Rehearse: refers to privately practicing a response to a learning task. The only audience (and critic) is the learner him or herself.
Revisit: refers to revisiting the original learning task, a similar task, or an extension of that task (new assignment) and applying what was learned through the metacognitive phases of Assessment and Reflection. This is where transferrable skills are applied to a specific task with the intention of demonstrating improvement over the previous performance. This is the metacognitive phase that fosters measureable improvement based upon the implementation of new learning strategies.
School patterns: refers to patterns that are frequently honored in school and/or classroom settings because of the bias of teachers for their own patterns. Elementary-Middle School patterns honored are usually sequence and precision because the overwhelming majority of these teachers lead with sequence and precision themselves.
Score: see Learning Connection Inventory (LCI)
Sequence: refers to the learning pattern which needs to organize, plan, and complete work assignments without interruption using clear instructions, as well as a time-frame which allows for checking work.
Precision: refers the learning pattern which seeks information and details, asks and answers questions, researches and documents facts.
Strategy Card: refers to a charted representation of the gap between a learner’s patterns and a particular task to be completed. A strategy of specific actions is written by the learner for those patterns which the learner recognizes need to be tethered, forged, or intensified in order to undertake the task successfully.
Strong-willed learners (SWLers): refers to learners whose scores are 25 or more in at least three out of four patterns. “I am my own team. I prefer to work alone so that I can control the plan, the ideas, the talk, the decisions, the process, and the outcomes. I lead from out in front. Sometimes others find it hard to follow my lead.”
Team of Patterns: see Pattern Combination.
Technical Reasoning: refers to the pattern which describes the way we seek relevant real world experiences and practical answers. This pattern is the pattern of the fewest words. It emphasizes the ability to problem-solve using independent private thinking and hands-on interaction.
Tether: refers to restraining the use of a Use first learning pattern. This is done with intention to allow the learner’s other patterns to be heard metacognitively and to operate more effectively.

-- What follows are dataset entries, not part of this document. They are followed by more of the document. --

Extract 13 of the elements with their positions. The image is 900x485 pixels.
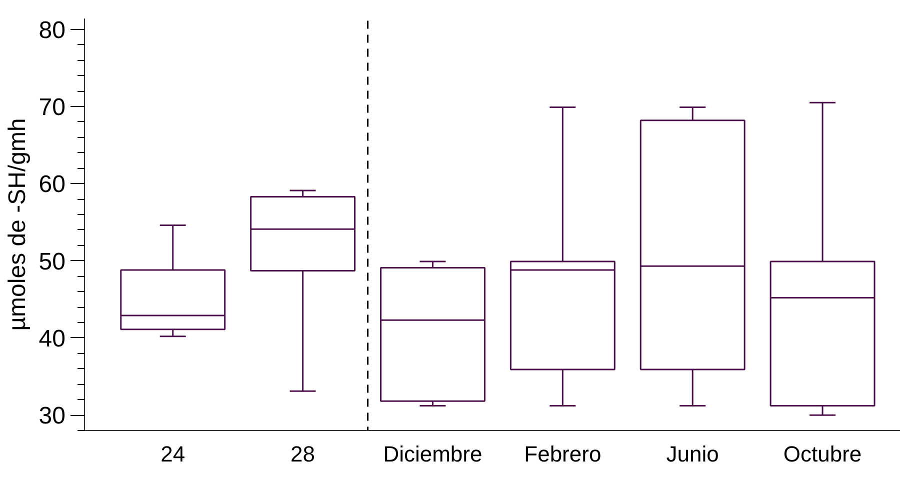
- y-tick-label: 60: [38, 171, 66, 198]
- x-tick-label: Octubre: [783, 442, 862, 466]
- y-tick-label: 50: [38, 248, 66, 276]
- y-tick-label: 30: [38, 402, 66, 430]
- x-tick-label: 28: [290, 442, 316, 466]
- x-tick-label: Febrero: [524, 442, 602, 466]
- y-tick-label: 40: [38, 325, 66, 352]
- y-axis-title: µmoles de -SH/gmh: [4, 118, 31, 331]
- y-tick-label: 80: [38, 16, 66, 44]
- y-tick-label: 70: [38, 94, 66, 121]
- x-tick-label: 24: [160, 442, 186, 466]
- x-tick-label: Junio: [666, 442, 719, 466]
- x-tick-label: Diciembre: [383, 442, 482, 466]
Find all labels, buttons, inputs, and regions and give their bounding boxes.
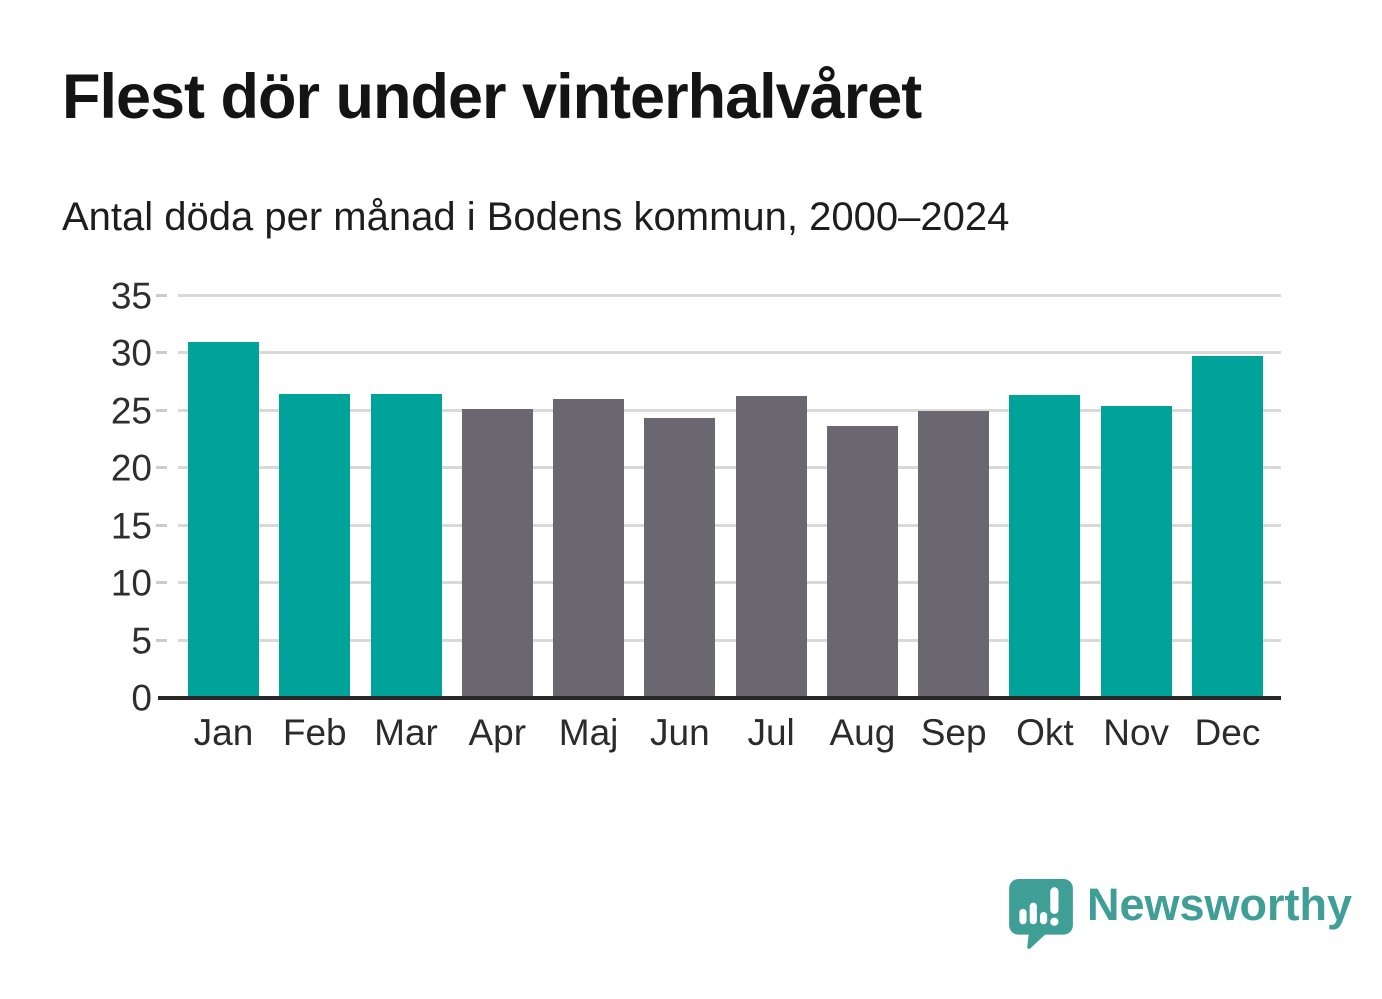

Use as Needed: refers to LCI scale scores that range from 18-24. These are the patterns which tend to be lost among the more vocal pattern chatter of Use first and Avoid patterns.
Use First: refers to LCI scale scores that range from 25-35. A Use first pattern has a volume equal to an Avoid pattern It will make itself heard in a learner’s internal metacognitive chatter. Learners use this pattern first and begin their learning task relying on it.
Word Walls: refers to posters or charts which list words associated with each of the four patterns: sequence, precision, technical reasoning, and confluence. The posters provide learners with assistance in doing task analysis and creating strategy cards. (These are available from www.letmelearn.org/store).
Working memory: refers to one of our memory functions which receives stimuli that has passed through the interface of our Learning Patterns and requires translation into symbolic representation (words, numbers, musical notes, etc) and direction for storage for ready retrieval.